The metagame diversity in the prize queue has improved somewhat, as well. This includes my own play, as I’ve switched primary decks and am quite enjoying the new concoction.
This overwhelmingly positive (short term) reaction has huge implications for the future of collectible card games.
That does not mean the changes worked out. It is too soon to tell, and we will never fully know. The overwhelmingly positive initial reaction, both in steam rank and online reaction, great as they are, are not sufficient. There are lots of long term implications to what happened here, and what data we have is hopelessly confounded.
What we do have are valuable lessons, and lots of paths forward to explore.
The individual questions raised are also interesting out of context, so I split those off and will be posting them on their own. Ideally I’ll then link to them at the bottom here.
It sure seems like lots of people (including me) love balance changes. Hearthstone has also been (very incrementally) moving towards more aggressively making balance changes over time. When I was working on the low profile digital CCG Plants vs Zombies: Heroes, it also seemed like players loved it when we made balance changes (and we did so quite liberally, even when cards weren’t problems). At least among the engaged portion of the community that posts about the game online, I think people just really want good balance between cards such that many of them are played a medium amount of the time, and tend to think that arguments about how it’s not possible are bullshit.

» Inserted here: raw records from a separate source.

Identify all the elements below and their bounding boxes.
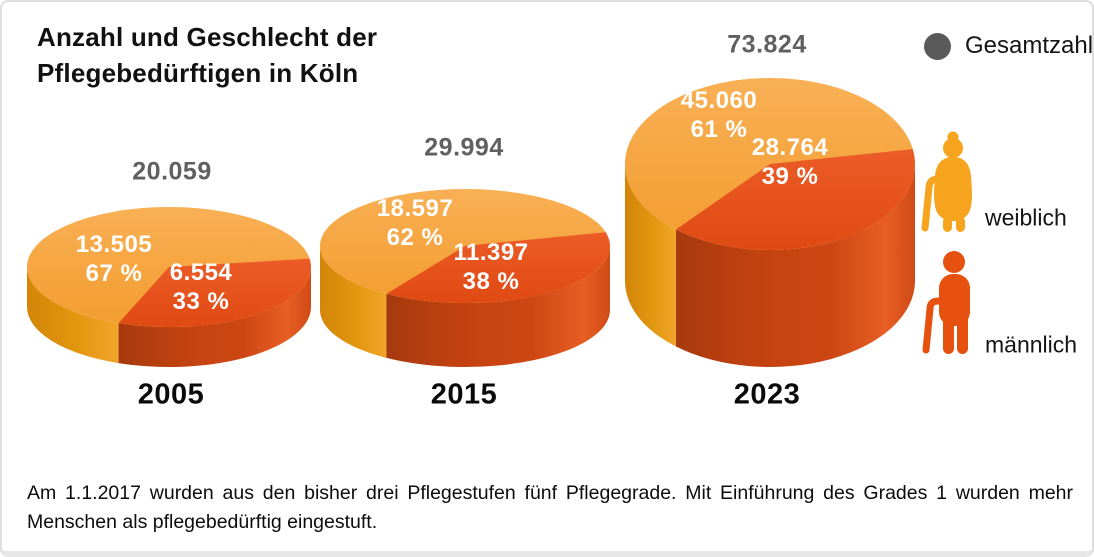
- pie-chart-2023: [625, 78, 915, 368]
- female-slice-label-2015: 18.597 62 %: [377, 194, 453, 252]
- female-value-2015: 18.597: [376, 195, 454, 222]
- legend-female-label: weiblich: [985, 204, 1067, 231]
- male-pct-2023: 39 %: [761, 163, 819, 190]
- male-slice-label-2015: 11.397 38 %: [453, 238, 528, 296]
- total-label-2023: 73.824: [727, 30, 807, 59]
- male-slice-label-2023: 28.764 39 %: [752, 133, 828, 191]
- female-pct-2023: 61 %: [690, 116, 748, 143]
- elderly-woman-icon: [921, 131, 972, 232]
- total-label-2015: 29.994: [424, 133, 504, 162]
- male-side-2023: [676, 164, 915, 368]
- legend-total-label: Gesamtzahl: [965, 32, 1094, 59]
- legend-total: Gesamtzahl: [924, 32, 1094, 60]
- female-pct-2005: 67 %: [85, 260, 143, 287]
- year-label-2023: 2023: [733, 378, 801, 411]
- male-pct-2005: 33 %: [172, 288, 230, 315]
- female-side-2015: [320, 246, 387, 358]
- female-slice-label-2005: 13.505 67 %: [76, 230, 152, 288]
- female-slice-label-2023: 45.060 61 %: [681, 86, 757, 144]
- male-slice-label-2005: 6.554 33 %: [170, 258, 233, 316]
- pie-chart-2015: [320, 189, 610, 367]
- male-side-2015: [386, 246, 610, 367]
- male-slice-2015: [386, 232, 610, 303]
- year-label-2005: 2005: [137, 378, 205, 411]
- female-pct-2015: 62 %: [386, 224, 444, 251]
- male-value-2005: 6.554: [169, 259, 233, 286]
- male-pct-2015: 38 %: [462, 268, 520, 295]
- male-value-2023: 28.764: [751, 134, 829, 161]
- legend-male-label: männlich: [985, 331, 1078, 358]
- footnote-text: Am 1.1.2017 wurden aus den bisher drei P…: [27, 482, 1073, 533]
- elderly-man-icon: [922, 251, 970, 354]
- male-side-2005: [118, 267, 311, 367]
- female-side-2023: [625, 164, 677, 347]
- female-value-2005: 13.505: [75, 231, 153, 258]
- male-value-2015: 11.397: [453, 239, 529, 266]
- page-title-line2: Pflegebedürftigen in Köln: [37, 58, 359, 88]
- total-dot-icon: [924, 32, 951, 60]
- pie-chart-2005: [27, 207, 311, 367]
- page-title-line1: Anzahl und Geschlecht der: [37, 22, 378, 52]
- female-value-2023: 45.060: [680, 87, 758, 114]
- male-slice-2023: [676, 149, 915, 250]
- year-label-2015: 2015: [430, 378, 498, 411]
- male-slice-2005: [118, 258, 311, 327]
- page-title: Anzahl und Geschlecht der Pflegebedürfti…: [37, 19, 377, 91]
- total-label-2005: 20.059: [132, 157, 212, 186]
- female-side-2005: [27, 267, 119, 364]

Given that companies maintaining digital CCGs have complete data on every game played, it also shouldn’t be that hard to identify cards that are particularly strong or weak. I do think that this kind of “balance” is possible to achieve.
The one objection I don’t have an answer to is “what about the vast, silent masses who play casually and infrequently?” I think it could be a valid point. For someone who doesn’t follow discussion of the game, and logs in fewer times, it ends up feeling like constant inexplicable changes. However, I’ve only ever witnessed this being a potential problem – I’ve yet to witness actual evidence of players abandoning a game because of too much balance tweaking.
Funny that you mention PvZ, I recently tried it and I talk about it in the second part a bit. My basic take is, I suspect a cool game under there, shame you won’t let me play it.
Good information there, would love to chat with you about your experience on PvZ and elsewhere some time as I’m planning to make a game myself. Will factor this in when I get to it in part 3, which I’m writing out now.
I think that there’s a coherent strategy where you change cards all the time, and one where you do so almost never, and they imply a bunch of different other things about your game in other places, especially its economics.
Agreed that if you’re willing to change cards, if you *want* to have a bunch of cards played a medium amount, you can 100% do that, but I do think it’s less than obvious that is the ideal outcome.
I’d be happy to talk with you about that whenever you like. My gmail address is the same as my 10-letter wordpress username.